I put a lot of time into this diorama ~ Hope you like it. *


----------



## sidecar53 (May 14, 2006)

Nice!!


----------



## Hilltop Raceway (Feb 12, 2006)

Always glad to see new shops around the country open up!!! :thumbsup::thumbsup: RM


----------



## alpink (Aug 22, 2010)

pretty cool.
good weathering work on the buildings


----------



## TJETDRAGRACER (Jan 25, 2008)

Thanks Everyone, for liking my t-jet repair shop did you notice,
I took the idea for the rusty Camaro out front from Antique Archaeology ~ American Pickers. 
Adding some Greenlight 1:64 scale garage accessories soon.
My weathering on the buildings needs a little work, may tone it down a bit with a some sanding.


----------



## alpink (Aug 22, 2010)

those greenlight accessories are 1/64 scale and may appear too big with HO scale buildings


----------



## TJETDRAGRACER (Jan 25, 2008)

The Greenlight 1:64 scale garage accessories, The floor jack definitely looks out of scale.
I think the tool box should be ok, The engine puller I can distress it with a little rust paint to appear a little smaller. The light stand should be ok, The gas pump probably will not use.
Putting the tool box in the barn with my homemade tool bench.
Glad I was thinking when I built the barn with a removable roof.


----------



## TJETDRAGRACER (Jan 25, 2008)

*New Shop Pics
67' Corvette loaded up on my car trailer ready to be delivered to a customer.
My 57' Chevy Rat Rod / Tow Vehicle, Mounted on a One ton dually truck chassis.
Some inside details of the barn. ~ Just installed an Auto Lift inside the garage.
*


----------



## alpink (Aug 22, 2010)

all the little touchs add up to a very nice, well thought out diorama.
nice shop property.
Like the doghouse and the "sofa" on the porch!
LOL


----------



## XracerHO (Feb 6, 2008)

Always glad to see another shop open & GREAT diorama!! :thumbsup::thumbsup: ..RL


----------



## Hilltop Raceway (Feb 12, 2006)

Good stuff here, like that lift... :thumbsup::thumbsup: RM


----------



## TJETDRAGRACER (Jan 25, 2008)

*Thanks Everyone for liking my shop.
Here is one more pic of the inside of the barn & planing on adding some more GreenLight accessories, When thay don't look right to scale with the t-jets I trim them down a bit.
Like the Drill press looks to be to high for an 1:82 / 1:72 scale figure.

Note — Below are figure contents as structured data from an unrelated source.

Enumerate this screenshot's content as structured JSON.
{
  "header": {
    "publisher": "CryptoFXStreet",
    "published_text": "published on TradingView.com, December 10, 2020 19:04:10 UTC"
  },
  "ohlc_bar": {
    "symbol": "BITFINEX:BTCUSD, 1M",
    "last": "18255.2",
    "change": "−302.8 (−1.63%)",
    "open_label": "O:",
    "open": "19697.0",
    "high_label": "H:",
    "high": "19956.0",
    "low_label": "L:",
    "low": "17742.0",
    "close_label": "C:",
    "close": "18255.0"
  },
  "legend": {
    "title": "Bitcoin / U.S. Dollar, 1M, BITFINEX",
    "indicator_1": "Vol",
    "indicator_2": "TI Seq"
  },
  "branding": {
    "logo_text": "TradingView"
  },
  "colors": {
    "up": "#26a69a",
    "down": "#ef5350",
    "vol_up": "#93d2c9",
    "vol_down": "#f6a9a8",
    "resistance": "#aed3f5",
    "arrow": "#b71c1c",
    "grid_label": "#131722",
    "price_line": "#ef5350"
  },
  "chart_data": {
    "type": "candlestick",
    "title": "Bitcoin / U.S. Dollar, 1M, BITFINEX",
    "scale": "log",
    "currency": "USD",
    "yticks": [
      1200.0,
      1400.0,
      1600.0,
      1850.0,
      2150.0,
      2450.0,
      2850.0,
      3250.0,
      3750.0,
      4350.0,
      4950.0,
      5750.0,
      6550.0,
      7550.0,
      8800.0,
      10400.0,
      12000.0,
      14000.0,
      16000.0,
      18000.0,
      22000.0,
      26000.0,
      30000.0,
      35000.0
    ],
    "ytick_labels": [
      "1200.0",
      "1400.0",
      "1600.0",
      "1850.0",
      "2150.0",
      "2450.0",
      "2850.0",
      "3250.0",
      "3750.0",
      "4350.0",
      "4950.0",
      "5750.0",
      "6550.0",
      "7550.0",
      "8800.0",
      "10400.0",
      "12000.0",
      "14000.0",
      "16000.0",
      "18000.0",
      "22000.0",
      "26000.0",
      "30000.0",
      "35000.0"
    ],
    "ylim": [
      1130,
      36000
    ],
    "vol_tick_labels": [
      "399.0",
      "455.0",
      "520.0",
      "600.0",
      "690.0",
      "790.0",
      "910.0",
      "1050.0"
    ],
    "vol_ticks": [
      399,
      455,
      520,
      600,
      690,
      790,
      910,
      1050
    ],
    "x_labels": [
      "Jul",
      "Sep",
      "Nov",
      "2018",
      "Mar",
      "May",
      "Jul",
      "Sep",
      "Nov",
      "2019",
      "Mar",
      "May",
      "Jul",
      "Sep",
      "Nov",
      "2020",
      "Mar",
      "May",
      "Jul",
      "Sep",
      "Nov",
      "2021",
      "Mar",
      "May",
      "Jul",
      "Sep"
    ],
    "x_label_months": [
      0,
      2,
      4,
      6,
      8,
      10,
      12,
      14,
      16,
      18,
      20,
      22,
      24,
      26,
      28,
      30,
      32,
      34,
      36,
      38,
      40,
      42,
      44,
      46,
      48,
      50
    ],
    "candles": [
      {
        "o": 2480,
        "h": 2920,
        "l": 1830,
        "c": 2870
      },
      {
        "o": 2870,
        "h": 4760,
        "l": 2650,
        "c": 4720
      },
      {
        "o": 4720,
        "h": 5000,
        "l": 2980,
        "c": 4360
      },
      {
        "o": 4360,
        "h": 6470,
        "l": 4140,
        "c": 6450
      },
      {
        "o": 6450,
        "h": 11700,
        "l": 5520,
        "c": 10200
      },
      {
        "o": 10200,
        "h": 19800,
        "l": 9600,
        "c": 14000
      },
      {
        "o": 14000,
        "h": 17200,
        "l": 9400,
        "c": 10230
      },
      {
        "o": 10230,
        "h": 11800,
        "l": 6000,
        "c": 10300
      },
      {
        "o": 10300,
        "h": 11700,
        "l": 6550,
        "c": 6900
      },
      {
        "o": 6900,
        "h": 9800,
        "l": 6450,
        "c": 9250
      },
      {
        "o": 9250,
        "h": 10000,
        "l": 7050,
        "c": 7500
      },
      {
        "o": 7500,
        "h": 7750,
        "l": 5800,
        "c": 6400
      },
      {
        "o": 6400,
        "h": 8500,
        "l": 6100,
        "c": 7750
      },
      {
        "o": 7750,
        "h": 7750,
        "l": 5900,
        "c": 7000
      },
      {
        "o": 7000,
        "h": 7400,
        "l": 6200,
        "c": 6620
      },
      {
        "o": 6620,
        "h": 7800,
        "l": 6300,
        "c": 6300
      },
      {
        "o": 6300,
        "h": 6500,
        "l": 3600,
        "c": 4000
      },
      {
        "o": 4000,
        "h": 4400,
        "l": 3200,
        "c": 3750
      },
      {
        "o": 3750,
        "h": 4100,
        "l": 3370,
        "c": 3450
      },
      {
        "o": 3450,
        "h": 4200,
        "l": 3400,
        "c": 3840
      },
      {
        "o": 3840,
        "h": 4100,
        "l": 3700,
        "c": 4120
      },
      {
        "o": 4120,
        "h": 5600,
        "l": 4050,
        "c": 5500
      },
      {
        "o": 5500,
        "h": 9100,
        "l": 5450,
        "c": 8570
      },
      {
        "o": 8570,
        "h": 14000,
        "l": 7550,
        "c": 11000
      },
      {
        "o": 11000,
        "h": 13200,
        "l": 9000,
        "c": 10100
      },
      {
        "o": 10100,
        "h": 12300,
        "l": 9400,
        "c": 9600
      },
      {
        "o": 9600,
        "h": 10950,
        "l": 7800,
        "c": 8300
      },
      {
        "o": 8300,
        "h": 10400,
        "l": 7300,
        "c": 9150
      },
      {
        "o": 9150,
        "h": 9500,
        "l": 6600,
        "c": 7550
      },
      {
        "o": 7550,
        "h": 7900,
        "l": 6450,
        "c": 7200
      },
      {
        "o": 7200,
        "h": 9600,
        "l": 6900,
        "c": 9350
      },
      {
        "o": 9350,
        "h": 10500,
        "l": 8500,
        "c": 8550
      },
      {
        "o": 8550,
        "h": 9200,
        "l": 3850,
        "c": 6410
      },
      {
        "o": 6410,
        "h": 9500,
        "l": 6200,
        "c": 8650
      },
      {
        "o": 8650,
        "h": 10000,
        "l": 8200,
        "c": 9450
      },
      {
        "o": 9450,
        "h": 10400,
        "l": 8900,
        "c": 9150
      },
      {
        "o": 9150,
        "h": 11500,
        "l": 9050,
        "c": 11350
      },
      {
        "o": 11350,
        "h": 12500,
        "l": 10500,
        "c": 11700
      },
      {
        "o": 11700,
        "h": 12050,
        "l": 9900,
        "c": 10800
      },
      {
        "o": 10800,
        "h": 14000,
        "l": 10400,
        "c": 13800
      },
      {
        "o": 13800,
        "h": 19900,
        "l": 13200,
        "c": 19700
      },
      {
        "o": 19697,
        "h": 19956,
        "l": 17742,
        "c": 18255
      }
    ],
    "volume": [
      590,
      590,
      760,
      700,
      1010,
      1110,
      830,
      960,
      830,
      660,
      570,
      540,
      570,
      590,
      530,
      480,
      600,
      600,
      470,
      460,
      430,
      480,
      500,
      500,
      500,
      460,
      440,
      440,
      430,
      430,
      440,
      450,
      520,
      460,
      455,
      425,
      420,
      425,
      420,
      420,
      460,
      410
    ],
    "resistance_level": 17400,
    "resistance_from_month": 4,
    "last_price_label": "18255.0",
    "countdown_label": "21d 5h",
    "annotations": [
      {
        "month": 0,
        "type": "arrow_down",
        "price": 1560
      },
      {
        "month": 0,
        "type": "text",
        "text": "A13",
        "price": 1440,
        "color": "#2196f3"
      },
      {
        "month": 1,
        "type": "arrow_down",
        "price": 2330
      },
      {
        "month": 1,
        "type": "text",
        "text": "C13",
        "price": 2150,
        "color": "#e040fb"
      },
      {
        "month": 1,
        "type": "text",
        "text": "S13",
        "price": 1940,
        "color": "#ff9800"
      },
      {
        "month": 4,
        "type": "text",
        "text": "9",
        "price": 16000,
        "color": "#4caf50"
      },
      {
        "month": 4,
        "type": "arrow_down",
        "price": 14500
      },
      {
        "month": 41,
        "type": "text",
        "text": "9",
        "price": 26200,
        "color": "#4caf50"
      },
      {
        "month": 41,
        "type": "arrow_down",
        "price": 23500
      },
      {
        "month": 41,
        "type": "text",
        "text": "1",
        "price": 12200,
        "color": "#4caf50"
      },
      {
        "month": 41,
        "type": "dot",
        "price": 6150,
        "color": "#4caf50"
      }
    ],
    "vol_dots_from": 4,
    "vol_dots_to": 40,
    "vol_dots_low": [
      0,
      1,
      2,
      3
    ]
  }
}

I know this whole scale thing can drive you crazy. I mix & match 1:87 / 1:72 & 1:64 scales.
If it looks close to scale for the diorama your building then that's good enough I say. 
The GreenLight 1:64 car trailer, I took 1/4" out of the middle and took 3/8" off the front & put different wheels & tires on it. ~ The floor jack I trimed down but it sill look's to big. 
*


----------



## Ralphthe3rd (Feb 24, 2011)

Very Nice Shop and Diorama, I'm glad to see others modeling scenes like this :thumbsup:


----------



## Bubba 123 (Sep 10, 2010)

sidecar53 said:


> Nice!!


Wish I had it In a 1:1 scale Here!! :thumbsup:

Bubba 123 :wave:


----------



## LostDog44 (Mar 18, 2013)

Great job, very nice!!!!


----------